The spacewalk came one month ahead of the planned launch of the space shuttle Discovery to the station. If the shuttle goes up as scheduled, it will end a long hiatus in visits to the station that began when the shuttle Columbia disintegrated in 2003.
Since then, the U.S. space agency NASA has spent hundreds of millions of dollars redesigning the exterior layer of hard foam insulating the giant fuel tank that launches side-by-side with each shuttle. It wants to prevent a recurrence of shedding foam that punched a hole in Columbia's wing, causing it to burn up upon re-entry, killing seven astronauts.
NASA has removed foam from the tank site that contributed the deadly debris and reshaped it in other places. The attempt has been to minimize the amount that breaks away during the tremendous physical stresses of launch.
Shuttle program manager Wayne Hale says an extensive review has found nothing to prevent Discovery's takeoff in one month.
"Based on what we know today, there is no reason not to launch on July 1," he said.
Hale says technicians will continue to modify the foam insulation for subsequent shuttle flights.
When Discovery takes off next month, it will bring German astronaut Thomas Reiter, whose arrival will give the station its first three-person crew since 2003. In late August, the shuttle Atlantis is to carry up hardware to resume station expansion.
American deputy station manager Kirk Shireman says he looks forward to Reiter's sojourn because it will increase the number of hours devoted to scientific research aboard the station.
"It also helps prepare for [International Space Station] assembly.

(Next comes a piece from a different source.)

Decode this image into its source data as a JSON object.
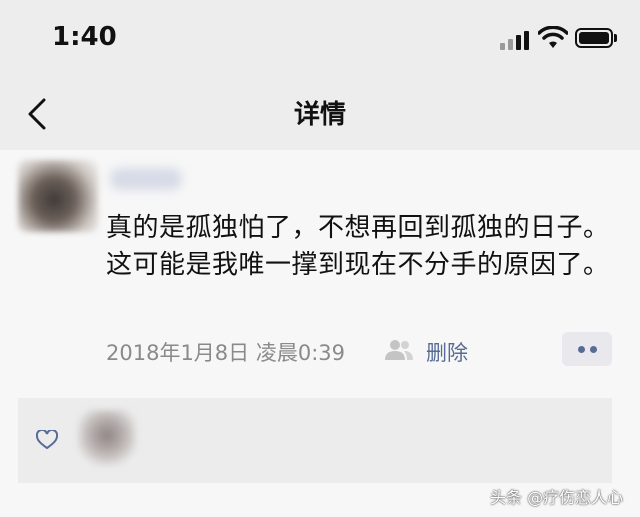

The number of flights we have lined up - it will help us to prepare and execute those flights," he said. "So it's absolutely an improvement for the research because of the extra hours and also it will enable to prepare and continue the assembly of the International Space Station."
Other segments to be added to the outpost are European, Russian and Japanese laboratories; a U.S. tunnel connecting four labs; a two-armed Canadian crane; and an unpiloted European cargo vehicle that can dock with the station automatically.